A New Heavens and New Earth… and Transhumanism?

There is at least one verse on the Bible that suggests that the transhumanist ideal of radical life extension is ultimately achievable. Isaiah 65:20 reads:

“No longer will there be in it an infant who lives but a few days, Or an old man who does not live out his days; For the youth will die at the age of one hundred And the one who does not reach the age of one hundred Will be thought accursed.”

This passage is connected to the promise of a “new heavens and a new earth” in Isaiah 65:17:

“For behold, I create new heavens and a new earth; And the former things will not be remembered or come to mind.”

Before we jump the gun and start telling folks like Aubrey de Grey to keep up the good work, we need to consider this passage in the context of the broader revelation of Scripture in regards to this promised new heavens and a new Earth. Because a couple of those other passages of Scripture make it clear that before we get the new heavens and new earth, the old heavens and earth pass away… in fervent heat.

That sounds nothing like the promises made by Transhumanism of radical life extension through human progress. This Great Interruption, if you will, tosses a monkey wrench into their proposed narrative.

As does Jesus’ promise that heaven and earth will disappear, but His words will endure.

It is readily apparent that the promise of a new heavens and earth is not intended to be understood as being fulfilled by progressive human endeavors. It is a promise of supernatural creation akin to that recorded in Genesis.

Does this mean we should give up on the idea of working toward extending human lifespans, decreasing the debilitating effects of aging and improving the lives of our fellow man? God forbid!

It is our calling not only to proselytize but to treat others the way we would want to be treated, to feed the poor, ease the suffering of our fellow humanity, be good stewards over our planet’s resources and the personal dispensation we’ve each been given, and to make sure that future technology is allotted in an equitable and just manner.

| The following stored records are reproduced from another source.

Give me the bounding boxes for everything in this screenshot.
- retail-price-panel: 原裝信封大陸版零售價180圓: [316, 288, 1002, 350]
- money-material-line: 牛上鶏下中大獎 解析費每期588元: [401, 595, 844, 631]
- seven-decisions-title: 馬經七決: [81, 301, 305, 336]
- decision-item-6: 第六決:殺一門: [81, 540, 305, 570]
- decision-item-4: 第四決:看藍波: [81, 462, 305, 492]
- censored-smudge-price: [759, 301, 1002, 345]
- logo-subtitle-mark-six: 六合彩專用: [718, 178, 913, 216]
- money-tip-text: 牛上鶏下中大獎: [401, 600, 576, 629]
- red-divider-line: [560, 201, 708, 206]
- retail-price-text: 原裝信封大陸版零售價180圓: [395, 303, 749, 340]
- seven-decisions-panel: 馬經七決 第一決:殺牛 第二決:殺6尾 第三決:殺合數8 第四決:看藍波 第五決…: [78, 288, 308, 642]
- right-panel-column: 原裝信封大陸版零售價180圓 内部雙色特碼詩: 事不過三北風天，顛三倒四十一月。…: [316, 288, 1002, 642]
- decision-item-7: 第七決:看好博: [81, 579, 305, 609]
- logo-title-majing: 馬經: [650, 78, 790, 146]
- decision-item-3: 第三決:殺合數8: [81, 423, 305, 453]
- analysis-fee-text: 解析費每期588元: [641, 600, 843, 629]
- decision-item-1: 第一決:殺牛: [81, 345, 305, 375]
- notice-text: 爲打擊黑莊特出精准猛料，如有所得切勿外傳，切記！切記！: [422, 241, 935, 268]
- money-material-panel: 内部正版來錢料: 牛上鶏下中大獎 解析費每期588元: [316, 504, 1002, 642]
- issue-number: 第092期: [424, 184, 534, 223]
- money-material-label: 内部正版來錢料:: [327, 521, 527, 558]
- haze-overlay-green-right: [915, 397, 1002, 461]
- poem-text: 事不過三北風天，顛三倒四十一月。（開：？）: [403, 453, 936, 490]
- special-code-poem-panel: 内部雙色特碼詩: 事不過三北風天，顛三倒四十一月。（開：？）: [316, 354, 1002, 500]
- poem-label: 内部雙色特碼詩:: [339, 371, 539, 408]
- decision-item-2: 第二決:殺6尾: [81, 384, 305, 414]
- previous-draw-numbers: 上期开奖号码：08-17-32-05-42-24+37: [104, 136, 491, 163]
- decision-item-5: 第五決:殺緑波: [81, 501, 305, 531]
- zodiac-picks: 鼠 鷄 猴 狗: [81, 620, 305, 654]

Furthermore, for all we know, if the Darbyist/Left Behind End Times scenario is correct, these technologies could help fuel the Millenium which precedes the coming of the new heavens and new earth.

But let us have no misapprehension that God’s will as revealed through Bible prophecy will not be fulfilled. If Christian transhumanism wishes to be an authentically Christian voice for transhumanist thought, it needs to start accounting for this Great Interruption in its future speculations.

For my part, I do not find it insurmountable. But those within the Christian transhumanist camp who are too closrly wedded to a secular vision of the fulfillment of Bible prophecy may not find it so wasy to reconcile with their utopian dreams.